= Hampton River =

River in Virginia, United States

The Hampton River is a 3.2 mi tidal estuary which empties into Hampton Roads near its mouth. Hampton Roads in turn empties into the southern end of the Chesapeake Bay, in southeast Virginia, United States. The Hampton River is located entirely within the city of Hampton.

Much like several other minor rivers of the area, the Hampton River has also been referred to as Hampton Creek. The Hampton River was named for Henry Wriothesley, 3rd Earl of Southampton, an important leader of the Virginia Company of London.

During the late 17th and early 18th centuries, the Hampton River was well-traveled by sloops, bringing goods to and from the Colony of Virginia.

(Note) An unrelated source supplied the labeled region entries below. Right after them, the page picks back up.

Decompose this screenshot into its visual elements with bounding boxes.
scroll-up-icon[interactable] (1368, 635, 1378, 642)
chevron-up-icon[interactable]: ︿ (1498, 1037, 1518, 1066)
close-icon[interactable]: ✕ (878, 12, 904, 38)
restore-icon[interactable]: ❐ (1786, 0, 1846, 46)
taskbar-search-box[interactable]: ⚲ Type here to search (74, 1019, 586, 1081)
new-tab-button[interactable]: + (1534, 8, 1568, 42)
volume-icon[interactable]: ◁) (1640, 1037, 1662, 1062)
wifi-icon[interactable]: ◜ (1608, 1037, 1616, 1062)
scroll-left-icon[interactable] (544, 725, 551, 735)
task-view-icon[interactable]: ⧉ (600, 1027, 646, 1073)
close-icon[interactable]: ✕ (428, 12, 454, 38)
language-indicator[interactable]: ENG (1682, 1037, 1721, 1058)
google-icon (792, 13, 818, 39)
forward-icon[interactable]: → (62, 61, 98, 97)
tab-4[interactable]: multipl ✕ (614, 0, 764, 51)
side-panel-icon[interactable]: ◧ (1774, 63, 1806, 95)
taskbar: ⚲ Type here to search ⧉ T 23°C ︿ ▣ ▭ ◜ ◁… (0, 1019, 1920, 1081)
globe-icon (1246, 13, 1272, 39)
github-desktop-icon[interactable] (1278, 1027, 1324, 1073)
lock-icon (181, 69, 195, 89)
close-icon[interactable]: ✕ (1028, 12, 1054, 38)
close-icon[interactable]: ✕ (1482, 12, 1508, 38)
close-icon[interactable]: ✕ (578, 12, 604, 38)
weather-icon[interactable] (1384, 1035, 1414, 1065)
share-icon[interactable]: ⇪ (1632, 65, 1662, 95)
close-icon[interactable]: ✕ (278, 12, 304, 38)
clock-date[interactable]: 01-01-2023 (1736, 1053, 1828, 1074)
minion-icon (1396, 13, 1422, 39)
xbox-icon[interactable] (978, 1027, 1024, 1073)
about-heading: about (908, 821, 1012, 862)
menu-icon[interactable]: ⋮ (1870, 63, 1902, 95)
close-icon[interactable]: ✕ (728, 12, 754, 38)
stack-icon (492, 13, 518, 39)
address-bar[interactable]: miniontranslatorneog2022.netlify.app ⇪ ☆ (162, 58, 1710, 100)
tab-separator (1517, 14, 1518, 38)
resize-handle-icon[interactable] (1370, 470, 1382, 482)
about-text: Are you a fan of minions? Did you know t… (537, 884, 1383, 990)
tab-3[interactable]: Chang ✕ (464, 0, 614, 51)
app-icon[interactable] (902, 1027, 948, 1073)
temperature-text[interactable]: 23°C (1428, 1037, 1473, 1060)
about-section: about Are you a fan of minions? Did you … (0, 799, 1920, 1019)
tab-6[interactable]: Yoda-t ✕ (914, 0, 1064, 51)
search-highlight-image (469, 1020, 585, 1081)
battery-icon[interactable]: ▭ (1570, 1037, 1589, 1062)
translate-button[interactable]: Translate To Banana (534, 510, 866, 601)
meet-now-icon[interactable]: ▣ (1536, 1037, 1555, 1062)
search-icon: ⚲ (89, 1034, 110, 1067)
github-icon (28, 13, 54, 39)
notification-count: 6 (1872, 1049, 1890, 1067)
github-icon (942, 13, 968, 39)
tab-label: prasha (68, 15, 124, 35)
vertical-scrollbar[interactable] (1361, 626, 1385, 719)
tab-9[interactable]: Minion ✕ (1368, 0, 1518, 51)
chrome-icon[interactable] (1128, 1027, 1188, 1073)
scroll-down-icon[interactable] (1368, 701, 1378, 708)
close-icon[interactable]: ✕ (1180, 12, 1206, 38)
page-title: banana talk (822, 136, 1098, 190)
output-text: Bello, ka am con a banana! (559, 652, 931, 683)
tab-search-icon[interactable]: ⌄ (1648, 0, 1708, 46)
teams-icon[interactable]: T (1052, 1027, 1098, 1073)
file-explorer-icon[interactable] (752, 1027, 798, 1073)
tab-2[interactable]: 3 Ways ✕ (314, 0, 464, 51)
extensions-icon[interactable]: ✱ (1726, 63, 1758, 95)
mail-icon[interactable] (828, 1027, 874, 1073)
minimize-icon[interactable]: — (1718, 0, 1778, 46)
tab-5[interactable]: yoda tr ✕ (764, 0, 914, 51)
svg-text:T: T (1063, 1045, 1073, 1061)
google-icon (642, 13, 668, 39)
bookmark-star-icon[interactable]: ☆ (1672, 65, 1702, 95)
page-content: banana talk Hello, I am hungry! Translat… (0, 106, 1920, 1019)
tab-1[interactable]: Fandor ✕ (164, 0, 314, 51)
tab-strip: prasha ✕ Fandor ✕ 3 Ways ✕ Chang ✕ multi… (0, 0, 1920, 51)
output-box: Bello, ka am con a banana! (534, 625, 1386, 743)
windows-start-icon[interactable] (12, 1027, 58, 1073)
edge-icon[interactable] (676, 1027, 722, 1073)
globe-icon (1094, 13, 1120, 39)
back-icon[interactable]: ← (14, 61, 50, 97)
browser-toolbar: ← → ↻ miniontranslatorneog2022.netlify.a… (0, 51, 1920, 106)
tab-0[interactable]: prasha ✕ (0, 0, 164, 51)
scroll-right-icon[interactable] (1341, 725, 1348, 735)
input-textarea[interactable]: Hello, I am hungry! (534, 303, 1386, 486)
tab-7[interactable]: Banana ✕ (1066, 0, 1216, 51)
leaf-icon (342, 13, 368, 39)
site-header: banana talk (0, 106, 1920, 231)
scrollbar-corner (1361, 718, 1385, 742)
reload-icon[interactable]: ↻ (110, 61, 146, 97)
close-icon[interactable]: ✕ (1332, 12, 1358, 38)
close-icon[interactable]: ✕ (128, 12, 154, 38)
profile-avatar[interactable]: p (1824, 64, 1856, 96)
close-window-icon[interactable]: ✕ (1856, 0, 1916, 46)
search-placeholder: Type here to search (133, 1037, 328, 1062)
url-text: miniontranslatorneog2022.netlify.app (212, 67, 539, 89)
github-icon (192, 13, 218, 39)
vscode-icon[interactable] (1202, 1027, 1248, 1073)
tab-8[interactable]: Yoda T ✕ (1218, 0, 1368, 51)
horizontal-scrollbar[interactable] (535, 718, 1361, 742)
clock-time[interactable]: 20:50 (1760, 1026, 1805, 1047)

In 1719, a victorious Lt. Robert Maynard of the British Navy returned to Hampton with the head of the pirate Blackbeard hanging from his ship. Having killed Blackbeard in battle during November 1718, he brought back the head as proof. The head was then placed at the mouth of the river, also known as Teach's Point, on a stake, as a warning to other pirates.

Hampton Institute, now University, was established on the Hampton River in 1868. The university's seal depicts the Hampton River, with a sunrise over the water interpreted as the rise of educational opportunities, and a boat symbolizing the primary mode of transportation to Hampton in its early years.